The river starts as nothing, just a trickle of snowmelt in the high Rockies, the wet drops of a winter’s precipitation falling off of lichen-covered rocks, streaking cliffs in dark zebra stripes of moisture. But it grows bigger quickly. The tributaries, both large and small, feed the monster, until the drops all flow together under the same name: The Colorado.
Flowing 1,450 miles from its headwaters in the Rocky Mountains to the Gulf of California in Mexico, the Colorado drains over 246,000 square miles, providing water to 35 million people, while fueling a $1.4 trillion economy. Because of this, much has been written about the river. It’s the lifeblood of farmers and quenches the thirst of numerous cities. It’s been tamed by massive civil engineering projects such as the Hoover Dam, and it’s been fished, paddled and polluted.

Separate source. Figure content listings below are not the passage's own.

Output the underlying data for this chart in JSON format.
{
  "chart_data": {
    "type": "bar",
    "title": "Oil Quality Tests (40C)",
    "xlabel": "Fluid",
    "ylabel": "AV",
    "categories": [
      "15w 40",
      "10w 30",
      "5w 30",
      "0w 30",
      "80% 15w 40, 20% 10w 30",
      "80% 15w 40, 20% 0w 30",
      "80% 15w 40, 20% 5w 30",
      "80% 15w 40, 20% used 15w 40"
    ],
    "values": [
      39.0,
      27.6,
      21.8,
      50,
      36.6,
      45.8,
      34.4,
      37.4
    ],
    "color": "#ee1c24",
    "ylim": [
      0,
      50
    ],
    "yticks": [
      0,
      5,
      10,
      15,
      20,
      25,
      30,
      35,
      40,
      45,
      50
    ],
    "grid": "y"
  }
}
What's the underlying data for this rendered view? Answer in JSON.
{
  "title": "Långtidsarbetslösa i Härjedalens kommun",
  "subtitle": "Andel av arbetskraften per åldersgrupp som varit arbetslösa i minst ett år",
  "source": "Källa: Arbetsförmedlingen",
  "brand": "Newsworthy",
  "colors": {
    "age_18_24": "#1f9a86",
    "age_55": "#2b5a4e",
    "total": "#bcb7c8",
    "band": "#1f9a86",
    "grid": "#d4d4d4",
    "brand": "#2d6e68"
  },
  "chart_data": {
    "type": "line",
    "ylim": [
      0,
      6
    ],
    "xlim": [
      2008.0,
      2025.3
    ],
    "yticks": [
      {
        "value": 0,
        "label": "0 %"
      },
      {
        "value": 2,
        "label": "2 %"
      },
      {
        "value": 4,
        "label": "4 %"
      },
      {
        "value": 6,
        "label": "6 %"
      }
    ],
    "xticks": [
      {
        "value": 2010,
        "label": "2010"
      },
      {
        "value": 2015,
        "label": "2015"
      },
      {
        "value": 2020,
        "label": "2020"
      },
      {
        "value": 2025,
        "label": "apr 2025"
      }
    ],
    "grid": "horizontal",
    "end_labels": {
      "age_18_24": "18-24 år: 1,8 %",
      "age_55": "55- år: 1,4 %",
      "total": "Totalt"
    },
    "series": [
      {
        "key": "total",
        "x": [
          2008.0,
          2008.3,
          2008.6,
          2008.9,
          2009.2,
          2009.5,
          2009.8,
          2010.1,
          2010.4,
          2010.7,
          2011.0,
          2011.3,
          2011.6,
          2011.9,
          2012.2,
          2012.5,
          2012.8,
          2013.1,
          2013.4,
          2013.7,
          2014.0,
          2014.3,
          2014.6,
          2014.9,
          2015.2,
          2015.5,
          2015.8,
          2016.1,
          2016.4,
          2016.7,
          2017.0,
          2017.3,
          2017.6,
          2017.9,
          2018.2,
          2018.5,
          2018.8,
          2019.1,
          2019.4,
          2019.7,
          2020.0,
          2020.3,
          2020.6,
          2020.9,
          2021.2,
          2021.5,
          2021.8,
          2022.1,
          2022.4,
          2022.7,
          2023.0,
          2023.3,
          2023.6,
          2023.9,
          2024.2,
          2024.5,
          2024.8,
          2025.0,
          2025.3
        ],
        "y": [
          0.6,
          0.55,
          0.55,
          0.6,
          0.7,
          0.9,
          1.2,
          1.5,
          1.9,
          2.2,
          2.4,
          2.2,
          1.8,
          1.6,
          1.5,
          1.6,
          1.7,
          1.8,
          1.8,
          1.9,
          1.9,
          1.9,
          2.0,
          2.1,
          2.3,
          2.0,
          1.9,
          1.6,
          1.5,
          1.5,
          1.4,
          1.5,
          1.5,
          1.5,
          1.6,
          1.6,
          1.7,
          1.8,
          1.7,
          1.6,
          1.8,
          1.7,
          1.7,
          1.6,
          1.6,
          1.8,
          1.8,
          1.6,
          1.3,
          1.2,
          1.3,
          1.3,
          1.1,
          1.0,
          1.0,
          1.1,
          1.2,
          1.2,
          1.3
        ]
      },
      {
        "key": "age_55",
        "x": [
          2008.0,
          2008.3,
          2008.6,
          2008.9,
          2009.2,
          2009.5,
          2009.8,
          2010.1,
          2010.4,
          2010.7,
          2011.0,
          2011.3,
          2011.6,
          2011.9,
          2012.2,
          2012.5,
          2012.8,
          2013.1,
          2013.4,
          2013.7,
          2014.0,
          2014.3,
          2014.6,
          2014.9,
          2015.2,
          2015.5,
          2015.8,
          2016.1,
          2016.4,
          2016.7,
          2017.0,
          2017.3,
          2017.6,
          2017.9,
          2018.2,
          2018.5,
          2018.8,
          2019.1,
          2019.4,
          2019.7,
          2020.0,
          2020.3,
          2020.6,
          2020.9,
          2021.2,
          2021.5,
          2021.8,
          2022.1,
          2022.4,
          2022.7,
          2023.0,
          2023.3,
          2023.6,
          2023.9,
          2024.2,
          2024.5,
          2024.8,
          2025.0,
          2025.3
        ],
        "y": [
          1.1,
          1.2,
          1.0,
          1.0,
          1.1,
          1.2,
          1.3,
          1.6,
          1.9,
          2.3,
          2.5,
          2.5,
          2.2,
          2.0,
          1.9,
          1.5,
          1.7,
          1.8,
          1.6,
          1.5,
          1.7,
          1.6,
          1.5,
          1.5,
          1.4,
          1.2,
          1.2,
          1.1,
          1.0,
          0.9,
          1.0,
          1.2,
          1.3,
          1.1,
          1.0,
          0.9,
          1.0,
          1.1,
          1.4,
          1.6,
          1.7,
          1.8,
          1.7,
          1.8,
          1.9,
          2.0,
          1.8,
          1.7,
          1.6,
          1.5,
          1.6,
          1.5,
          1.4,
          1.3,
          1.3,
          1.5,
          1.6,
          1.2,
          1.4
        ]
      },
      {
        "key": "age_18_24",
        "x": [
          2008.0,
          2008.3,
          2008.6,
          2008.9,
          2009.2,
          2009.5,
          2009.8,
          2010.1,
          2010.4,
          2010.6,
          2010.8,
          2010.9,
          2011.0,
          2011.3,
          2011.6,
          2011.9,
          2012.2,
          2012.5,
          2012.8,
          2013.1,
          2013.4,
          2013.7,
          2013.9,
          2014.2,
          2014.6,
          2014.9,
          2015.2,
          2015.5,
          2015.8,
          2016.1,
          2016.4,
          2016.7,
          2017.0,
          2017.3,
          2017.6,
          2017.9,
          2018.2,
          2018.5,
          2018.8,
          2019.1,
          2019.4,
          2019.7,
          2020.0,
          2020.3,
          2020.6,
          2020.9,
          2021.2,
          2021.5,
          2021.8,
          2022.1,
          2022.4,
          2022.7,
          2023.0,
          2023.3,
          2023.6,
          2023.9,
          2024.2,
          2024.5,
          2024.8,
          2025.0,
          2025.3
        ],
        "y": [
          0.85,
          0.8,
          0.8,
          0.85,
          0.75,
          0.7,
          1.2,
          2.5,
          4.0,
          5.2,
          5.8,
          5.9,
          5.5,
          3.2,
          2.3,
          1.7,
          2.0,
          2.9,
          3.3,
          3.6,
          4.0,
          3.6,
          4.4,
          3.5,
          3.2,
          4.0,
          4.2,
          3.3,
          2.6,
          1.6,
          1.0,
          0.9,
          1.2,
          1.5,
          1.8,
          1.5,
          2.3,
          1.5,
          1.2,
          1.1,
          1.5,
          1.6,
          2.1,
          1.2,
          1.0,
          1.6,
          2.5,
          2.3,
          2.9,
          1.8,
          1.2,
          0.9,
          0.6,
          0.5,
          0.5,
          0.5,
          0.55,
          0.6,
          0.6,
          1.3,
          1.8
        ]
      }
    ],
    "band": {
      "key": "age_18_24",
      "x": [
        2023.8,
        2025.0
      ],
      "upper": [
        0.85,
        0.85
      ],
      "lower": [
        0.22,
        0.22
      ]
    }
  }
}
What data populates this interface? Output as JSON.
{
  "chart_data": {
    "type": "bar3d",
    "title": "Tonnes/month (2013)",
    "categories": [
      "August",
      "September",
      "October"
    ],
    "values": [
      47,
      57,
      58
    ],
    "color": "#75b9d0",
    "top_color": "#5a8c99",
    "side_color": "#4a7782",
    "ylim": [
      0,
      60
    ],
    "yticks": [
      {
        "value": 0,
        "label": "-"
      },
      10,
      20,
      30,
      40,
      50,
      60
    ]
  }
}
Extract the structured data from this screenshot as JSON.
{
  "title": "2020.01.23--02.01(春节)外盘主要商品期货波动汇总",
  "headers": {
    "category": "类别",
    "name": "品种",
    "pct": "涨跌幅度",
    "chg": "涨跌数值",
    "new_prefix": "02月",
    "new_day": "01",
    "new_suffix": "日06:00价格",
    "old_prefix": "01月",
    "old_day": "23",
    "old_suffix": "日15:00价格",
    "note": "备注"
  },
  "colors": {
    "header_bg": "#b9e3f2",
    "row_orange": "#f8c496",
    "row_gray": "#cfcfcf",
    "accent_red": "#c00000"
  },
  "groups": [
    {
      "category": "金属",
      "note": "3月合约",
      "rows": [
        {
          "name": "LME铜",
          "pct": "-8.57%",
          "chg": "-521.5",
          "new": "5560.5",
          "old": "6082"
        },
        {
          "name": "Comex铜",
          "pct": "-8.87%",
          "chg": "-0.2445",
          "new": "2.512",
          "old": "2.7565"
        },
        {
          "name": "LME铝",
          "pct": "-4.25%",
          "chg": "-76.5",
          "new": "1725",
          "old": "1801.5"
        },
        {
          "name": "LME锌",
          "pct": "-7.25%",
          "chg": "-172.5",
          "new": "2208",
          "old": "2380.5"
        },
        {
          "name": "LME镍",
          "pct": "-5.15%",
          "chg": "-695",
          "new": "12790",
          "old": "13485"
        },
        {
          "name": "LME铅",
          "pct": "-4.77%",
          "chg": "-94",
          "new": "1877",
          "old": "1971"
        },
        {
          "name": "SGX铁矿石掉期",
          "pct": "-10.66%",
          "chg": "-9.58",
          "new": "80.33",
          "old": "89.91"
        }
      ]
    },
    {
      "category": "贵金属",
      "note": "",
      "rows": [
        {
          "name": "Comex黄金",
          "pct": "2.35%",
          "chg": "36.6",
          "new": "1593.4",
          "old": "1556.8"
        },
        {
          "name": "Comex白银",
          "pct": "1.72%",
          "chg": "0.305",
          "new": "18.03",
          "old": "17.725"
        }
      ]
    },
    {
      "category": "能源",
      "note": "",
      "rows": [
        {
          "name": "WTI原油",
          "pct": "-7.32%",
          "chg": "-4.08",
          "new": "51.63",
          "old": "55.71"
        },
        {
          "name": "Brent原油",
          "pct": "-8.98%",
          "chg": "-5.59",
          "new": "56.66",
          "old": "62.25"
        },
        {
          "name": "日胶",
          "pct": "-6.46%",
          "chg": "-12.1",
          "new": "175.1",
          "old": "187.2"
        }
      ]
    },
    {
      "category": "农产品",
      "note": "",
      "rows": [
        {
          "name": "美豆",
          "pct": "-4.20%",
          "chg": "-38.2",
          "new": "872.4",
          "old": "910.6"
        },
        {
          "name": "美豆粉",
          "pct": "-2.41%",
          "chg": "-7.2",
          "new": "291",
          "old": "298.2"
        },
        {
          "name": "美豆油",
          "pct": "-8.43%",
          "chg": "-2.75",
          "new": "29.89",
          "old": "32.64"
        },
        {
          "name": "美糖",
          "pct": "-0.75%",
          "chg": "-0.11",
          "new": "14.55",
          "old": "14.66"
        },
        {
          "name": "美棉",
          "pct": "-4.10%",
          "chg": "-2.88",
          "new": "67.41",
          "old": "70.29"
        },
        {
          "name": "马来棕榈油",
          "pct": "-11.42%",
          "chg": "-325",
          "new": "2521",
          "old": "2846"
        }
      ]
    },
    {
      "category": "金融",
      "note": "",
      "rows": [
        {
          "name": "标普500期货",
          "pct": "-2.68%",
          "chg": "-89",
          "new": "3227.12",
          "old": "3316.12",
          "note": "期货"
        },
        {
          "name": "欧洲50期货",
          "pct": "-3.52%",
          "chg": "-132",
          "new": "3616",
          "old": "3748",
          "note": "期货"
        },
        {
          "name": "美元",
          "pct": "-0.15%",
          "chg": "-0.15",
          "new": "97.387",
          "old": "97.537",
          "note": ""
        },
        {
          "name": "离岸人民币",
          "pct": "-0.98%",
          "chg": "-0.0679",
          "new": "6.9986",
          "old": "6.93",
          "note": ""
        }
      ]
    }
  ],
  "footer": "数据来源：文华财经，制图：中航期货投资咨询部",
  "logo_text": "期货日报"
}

Now part of it will be swum, nonstop, for close to 20 hours.
On July 29, Matthew Moseley — Boulder’s own open water swimmer (his solo crossing of New Orleans’ Lake Pontchartrain was profiled in Boulder Weekly’s “Gonzo swimming”) — will set off on a 50-mile solo swim on the Colorado. The route will take him through some of the most beautiful and remote country in North America — the canyons of the Utah desert — on part of the Colorado that hasn’t seen a continuous swimming attempt ever.
Scheduled for July 30, the effort will start at Potash Point outside of Moab, Utah and will finish at the confluence of the Colorado with the Green River. According to Moseley, it will be the first ever solo swim of the Colorado River using rules governed by the World Open Water Swimming Association and using English Channel Rules: No floatation, no touching a boat or another person, start and end independently. The estimated time for completion is approximately 18 hours.
Think about that for a minute. Eighteen hours in the water, constant swimming, no stopping, no getting out on shore to scarf down a burrito, just the endless Colorado, the canyons and the cliffs descending into darkness as the sun sets and you keep on swimming, swimming through the night until the sun comes up and you keep on swimming some more.
Moseley, of course, is no stranger to big solo swims. His Lake Pontchartrain swim covered 25 miles in 14 hours and 55 minutes. He’s coming to the Colorado from a May 27 solo effort in Puerto Rico, swimming from Culebra to Fajardo (24.5 miles) in 12 hours, 1 minute and 55 seconds. And he made the first swimming descent of the Colorado River through Canyonlands in 2006, a distance of 47.5 miles, which took 16 hours and 50 minutes. This latter was named one of the 10 Biggest Adventure Moments of 2006 by the Rocky Mountain News.
While Moseley admits that he does these swims for the adventure of it, all of his projects involve some form of consciousness-raising.
“What I hope to accomplish with the swims a little bit, is to get people to understand their connection with the water,” Moseley says. “You have to treat the water with care and respect, because when it goes, we go too.”
His Pontchartrain swim raised funds to benefit the Lake Pontchartrain Basin Foundation, which focuses on the restoration of the lake and surrounding waterways. The Costa Rica swim was done in the name of reef and fishery preservation and the latest effort, on the Colorado, will be done in conjunction with American Rivers, to raise awareness of the organization’s efforts to preserve and protect the Colorado, which has been named the most endangered river in America.
American Rivers has protected and restored more than 150,000 miles of rivers through advocacy efforts and on-the-ground projects since 1973. That work has inspired and motivated Moseley.
“I have always found that doing one of these swimming projects for a cause rather than just a swim, makes it greater than itself,” Moseley says. “It’s an interesting way to pair athletics and adventure with something bigger that has greater meaning. It also serves as a great motivator for me, more than if it was just swimming to set a record or do a long swim. If it is something bigger, and there is something on the line, I don’t want to let them down.”
Part of not letting anyone down, including himself, is his training regime. The Costa Rican effort was, Moseley says, a “warm up” for the attempt on the Colorado. And along with that swim as well as plenty of pool time, he’s been mixing it up.
“I’ve been doing a lot of core work,” Moseley says. “Paddle boarding on Boulder Reservoir, and a lot of other stuff that’s kinda odd, stuff that’s making me stronger in general. “
While swimming nonstop for 50 miles down one of America’s greatest rivers would be a highlight for most athletes, Moseley has no plans to hang up his Speedo and remain on dry land.
“I was talking to a colleague today,” Moseley says with a laugh, “And he said, ‘Oh, I know of an island that we can swim out to and back,’ and then I have some other goals in mind. I love it — I will keep it up.”
But first he has to swim a 50-mile stretch of the Colorado River. Fifty miles of one of America’s most iconic rivers. Fifty miles of wet, with no stopping, no floating and no burritos.